Canadian Forest Service Publications

The Poplar Rust-Induced Secreted Protein (RISP) inhibits the growth of the leaf rust pathogen Melampsora larici-populina and triggers cell culture alkalinisation. Petre, B.; Hecker, A.; Germain, H.; Tsan, P.; Sklenar, J.; Pelletier, G. (Gervais); Séguin, A.; Duplessis, S.; Rouhier, N. 2016. Frontiers of Plant Science 7: Article 97.

Year: 2016

Issued by: Laurentian Forestry Centre

Catalog ID: 36601

Language: English

Availability: PDF (request by e-mail)

Available from the Journal's Web site.
DOI: 10.3389/fpls.2016.00097

† This site may require a fee

Mark record


Plant cells secrete a wide range of proteins in extracellular spaces in response to pathogen attack. The poplar rust-induced secreted protein (RISP) is a small cationic protein of unknown function that was identified as the most induced gene in poplar leaves during immune responses to the leaf rust pathogen Melampsora larici-populina, an obligate biotrophic parasite. Here, we combined in planta and in vitro molecular biology approaches to tackle the function of RISP. Using a RISP-mCherry fusion transiently expressed in Nicotiana benthamiana leaves, we demonstrated that RISP is secreted into the apoplast. A recombinant RISP specifically binds to M. laricipopulina urediniospores and inhibits their germination. It also arrests the growth of the fungus in vitro and on poplar leaves. Interestingly, RISP also triggers poplar cell culture alkalinisation and is cleaved at the C-terminus by a plant-encoded mechanism. Altogether our results indicate that RISP is an antifungal protein that has the ability to trigger cellular responses.

Plain Language Summary

This study showed that a protein secreted by poplars following infection by the European poplar rust fungus has antifungal characteristics.
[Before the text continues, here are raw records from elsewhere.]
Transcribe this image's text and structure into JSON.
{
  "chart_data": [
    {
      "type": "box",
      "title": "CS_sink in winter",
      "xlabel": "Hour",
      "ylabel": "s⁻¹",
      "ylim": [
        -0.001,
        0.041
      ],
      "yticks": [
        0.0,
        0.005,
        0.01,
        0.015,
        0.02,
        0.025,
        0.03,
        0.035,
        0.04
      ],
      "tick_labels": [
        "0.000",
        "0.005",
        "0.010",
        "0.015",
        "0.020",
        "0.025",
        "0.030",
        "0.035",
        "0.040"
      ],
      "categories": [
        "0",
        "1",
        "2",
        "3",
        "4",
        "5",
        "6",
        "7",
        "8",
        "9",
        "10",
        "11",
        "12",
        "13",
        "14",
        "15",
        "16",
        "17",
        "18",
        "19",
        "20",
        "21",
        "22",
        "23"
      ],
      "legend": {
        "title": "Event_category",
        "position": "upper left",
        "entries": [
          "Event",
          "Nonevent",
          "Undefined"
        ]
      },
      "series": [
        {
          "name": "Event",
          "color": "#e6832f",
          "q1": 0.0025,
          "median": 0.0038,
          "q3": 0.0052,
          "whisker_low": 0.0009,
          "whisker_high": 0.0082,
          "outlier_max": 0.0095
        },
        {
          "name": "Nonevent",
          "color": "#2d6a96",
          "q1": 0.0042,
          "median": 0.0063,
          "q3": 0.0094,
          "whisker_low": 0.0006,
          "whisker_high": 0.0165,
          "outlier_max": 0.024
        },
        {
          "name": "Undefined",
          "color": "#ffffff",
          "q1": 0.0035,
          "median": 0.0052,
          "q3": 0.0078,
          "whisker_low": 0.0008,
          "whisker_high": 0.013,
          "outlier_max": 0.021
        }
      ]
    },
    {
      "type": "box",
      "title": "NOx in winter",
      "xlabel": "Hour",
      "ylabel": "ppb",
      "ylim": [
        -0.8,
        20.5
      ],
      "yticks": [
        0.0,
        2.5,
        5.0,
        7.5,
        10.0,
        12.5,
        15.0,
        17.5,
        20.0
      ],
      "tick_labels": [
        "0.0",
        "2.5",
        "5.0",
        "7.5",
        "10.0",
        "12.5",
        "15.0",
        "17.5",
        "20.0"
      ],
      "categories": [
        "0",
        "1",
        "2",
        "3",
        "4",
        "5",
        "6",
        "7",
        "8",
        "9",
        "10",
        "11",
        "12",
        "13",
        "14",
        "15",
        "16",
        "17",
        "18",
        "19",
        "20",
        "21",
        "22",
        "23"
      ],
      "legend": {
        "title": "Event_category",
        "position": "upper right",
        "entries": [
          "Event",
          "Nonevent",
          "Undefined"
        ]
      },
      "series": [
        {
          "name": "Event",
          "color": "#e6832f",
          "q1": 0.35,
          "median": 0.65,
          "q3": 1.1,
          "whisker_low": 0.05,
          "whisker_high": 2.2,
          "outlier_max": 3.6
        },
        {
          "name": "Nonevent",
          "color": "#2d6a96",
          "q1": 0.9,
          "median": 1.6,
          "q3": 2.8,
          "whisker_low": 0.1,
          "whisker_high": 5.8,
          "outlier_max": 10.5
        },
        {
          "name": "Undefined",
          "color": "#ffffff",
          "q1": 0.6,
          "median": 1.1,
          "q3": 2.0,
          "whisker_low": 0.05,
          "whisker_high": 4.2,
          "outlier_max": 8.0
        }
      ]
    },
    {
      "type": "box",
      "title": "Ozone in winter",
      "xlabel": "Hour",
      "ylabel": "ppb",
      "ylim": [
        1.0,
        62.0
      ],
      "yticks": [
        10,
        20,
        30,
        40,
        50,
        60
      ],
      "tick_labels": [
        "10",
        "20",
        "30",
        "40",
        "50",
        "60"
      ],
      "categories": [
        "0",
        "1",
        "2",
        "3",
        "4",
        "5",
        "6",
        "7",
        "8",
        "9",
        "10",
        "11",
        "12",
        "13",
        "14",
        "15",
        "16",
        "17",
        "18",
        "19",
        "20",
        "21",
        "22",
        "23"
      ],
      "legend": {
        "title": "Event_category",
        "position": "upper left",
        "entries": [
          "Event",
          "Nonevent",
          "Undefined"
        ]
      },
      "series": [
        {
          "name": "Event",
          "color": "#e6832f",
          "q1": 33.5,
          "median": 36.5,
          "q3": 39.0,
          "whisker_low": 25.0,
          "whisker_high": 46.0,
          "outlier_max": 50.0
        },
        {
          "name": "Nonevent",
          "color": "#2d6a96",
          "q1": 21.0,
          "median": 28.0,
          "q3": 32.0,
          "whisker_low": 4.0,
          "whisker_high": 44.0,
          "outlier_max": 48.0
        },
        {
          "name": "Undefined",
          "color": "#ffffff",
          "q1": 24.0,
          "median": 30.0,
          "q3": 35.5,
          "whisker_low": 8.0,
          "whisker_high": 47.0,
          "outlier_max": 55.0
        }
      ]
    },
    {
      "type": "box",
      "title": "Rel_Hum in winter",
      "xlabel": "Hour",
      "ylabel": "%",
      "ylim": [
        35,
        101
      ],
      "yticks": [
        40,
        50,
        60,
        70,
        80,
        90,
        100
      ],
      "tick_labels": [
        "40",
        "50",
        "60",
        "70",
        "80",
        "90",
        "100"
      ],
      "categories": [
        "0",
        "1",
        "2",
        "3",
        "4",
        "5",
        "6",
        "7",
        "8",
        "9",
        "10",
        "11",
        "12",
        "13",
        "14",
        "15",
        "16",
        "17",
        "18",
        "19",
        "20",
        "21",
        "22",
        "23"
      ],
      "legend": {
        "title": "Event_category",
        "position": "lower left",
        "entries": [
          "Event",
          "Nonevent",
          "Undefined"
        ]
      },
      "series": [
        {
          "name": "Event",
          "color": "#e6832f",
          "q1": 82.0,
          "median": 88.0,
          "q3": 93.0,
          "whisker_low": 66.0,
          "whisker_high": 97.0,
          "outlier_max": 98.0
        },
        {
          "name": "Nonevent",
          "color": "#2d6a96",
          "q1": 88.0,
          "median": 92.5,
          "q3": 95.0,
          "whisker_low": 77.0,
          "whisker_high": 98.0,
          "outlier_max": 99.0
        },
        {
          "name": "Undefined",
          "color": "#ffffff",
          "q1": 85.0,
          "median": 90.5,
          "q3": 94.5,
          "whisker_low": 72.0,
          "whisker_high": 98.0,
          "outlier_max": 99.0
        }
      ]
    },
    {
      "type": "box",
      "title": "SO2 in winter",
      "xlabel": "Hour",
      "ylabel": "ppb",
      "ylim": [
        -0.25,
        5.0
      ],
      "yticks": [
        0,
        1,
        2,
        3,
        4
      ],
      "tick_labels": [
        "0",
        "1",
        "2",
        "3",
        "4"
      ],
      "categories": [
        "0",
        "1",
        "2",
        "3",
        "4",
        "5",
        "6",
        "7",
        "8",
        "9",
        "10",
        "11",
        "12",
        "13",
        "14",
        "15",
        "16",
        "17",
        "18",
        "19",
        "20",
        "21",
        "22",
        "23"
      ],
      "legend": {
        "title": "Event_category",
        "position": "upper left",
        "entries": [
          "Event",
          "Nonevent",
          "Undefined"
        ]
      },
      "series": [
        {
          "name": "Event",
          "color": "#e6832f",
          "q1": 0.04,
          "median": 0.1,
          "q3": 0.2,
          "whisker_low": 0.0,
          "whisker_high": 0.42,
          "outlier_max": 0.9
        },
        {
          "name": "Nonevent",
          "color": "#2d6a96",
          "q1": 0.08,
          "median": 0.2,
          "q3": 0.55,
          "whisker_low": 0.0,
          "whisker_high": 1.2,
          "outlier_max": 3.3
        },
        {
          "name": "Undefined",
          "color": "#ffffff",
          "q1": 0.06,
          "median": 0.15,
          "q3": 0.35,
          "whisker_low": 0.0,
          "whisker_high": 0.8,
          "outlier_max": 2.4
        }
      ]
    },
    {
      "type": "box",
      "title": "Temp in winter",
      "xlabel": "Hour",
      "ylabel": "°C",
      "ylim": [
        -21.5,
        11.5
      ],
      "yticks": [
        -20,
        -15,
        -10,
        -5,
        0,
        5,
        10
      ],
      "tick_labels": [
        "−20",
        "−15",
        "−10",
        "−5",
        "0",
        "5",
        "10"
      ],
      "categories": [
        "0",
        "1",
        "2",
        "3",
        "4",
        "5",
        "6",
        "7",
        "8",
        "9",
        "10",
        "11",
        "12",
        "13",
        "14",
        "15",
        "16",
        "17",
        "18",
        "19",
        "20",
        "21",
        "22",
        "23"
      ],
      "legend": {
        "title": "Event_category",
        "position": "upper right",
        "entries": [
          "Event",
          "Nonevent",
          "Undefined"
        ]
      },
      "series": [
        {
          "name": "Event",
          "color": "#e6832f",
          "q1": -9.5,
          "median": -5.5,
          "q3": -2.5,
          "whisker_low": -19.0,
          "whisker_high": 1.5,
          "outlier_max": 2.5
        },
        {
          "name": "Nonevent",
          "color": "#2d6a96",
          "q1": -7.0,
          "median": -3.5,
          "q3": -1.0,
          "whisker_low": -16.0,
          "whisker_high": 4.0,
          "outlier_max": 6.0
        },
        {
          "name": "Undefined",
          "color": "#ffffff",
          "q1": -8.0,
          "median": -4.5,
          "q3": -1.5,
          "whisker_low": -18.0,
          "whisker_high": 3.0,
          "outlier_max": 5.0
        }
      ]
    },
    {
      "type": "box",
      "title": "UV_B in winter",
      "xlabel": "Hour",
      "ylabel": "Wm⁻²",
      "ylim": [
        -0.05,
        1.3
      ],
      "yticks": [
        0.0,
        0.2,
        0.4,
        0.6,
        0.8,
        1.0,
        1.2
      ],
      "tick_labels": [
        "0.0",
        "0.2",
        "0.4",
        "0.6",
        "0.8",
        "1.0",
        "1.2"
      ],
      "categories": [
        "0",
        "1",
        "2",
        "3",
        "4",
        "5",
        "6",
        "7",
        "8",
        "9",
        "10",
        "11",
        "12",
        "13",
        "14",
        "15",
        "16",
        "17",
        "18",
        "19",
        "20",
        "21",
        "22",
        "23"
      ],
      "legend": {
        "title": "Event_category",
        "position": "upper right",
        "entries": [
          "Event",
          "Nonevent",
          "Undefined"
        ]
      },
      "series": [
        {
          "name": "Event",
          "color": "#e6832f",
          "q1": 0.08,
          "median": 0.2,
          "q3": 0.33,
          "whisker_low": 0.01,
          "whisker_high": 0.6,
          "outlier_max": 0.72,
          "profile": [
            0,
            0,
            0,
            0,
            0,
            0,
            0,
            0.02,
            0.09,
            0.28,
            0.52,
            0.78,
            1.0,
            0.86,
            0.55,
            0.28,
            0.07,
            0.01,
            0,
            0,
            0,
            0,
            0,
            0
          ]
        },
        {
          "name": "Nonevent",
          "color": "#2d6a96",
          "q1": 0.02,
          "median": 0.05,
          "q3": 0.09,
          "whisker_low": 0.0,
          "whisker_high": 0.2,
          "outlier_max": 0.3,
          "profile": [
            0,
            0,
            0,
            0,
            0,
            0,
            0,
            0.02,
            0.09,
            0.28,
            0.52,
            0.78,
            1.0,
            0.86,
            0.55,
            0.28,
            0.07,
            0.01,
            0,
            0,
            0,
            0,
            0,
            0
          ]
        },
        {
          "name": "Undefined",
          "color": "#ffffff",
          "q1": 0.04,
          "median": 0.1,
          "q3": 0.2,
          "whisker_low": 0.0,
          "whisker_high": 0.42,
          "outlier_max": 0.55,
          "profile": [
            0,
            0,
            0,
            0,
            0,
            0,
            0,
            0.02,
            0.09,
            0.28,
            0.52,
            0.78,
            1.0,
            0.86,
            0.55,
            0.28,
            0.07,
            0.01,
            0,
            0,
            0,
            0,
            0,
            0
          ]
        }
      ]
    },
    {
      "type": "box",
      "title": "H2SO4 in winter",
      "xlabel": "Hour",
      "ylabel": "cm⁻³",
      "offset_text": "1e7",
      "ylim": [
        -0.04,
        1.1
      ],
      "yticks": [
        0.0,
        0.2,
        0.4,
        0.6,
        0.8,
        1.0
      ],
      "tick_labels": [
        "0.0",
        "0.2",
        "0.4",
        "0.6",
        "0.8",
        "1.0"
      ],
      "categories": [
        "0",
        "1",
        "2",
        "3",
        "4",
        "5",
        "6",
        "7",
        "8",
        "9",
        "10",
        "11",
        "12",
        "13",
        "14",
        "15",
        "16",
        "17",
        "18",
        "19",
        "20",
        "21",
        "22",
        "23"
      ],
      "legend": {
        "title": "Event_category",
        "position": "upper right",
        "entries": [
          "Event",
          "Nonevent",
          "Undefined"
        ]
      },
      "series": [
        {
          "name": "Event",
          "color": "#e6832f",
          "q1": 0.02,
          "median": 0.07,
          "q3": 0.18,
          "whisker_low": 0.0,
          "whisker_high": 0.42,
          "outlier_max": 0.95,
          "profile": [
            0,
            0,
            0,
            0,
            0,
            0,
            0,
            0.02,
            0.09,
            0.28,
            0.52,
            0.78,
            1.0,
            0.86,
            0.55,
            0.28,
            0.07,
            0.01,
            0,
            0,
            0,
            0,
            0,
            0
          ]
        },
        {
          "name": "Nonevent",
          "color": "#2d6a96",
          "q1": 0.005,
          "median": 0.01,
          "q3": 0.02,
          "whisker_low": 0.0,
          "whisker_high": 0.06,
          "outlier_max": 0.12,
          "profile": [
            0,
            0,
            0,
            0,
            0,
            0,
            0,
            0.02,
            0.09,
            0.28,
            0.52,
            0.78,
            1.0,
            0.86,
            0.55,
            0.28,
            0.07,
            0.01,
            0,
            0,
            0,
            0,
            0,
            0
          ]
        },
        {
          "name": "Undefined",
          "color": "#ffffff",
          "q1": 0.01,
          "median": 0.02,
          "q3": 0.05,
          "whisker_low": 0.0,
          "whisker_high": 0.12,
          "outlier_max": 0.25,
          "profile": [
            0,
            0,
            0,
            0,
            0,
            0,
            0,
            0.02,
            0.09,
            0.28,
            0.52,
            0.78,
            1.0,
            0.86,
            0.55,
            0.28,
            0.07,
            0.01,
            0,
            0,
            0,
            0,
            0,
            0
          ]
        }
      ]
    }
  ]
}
The function of the protein was previously unknown. It was identified in a study of poplar leaves’ response to rust infection. Researchers found that the protein stopped the germination of fungal spores on poplar leaves.

The study of this protein could result in a better understanding of the defense mechanisms developed by poplars to protect themselves against this exotic pest.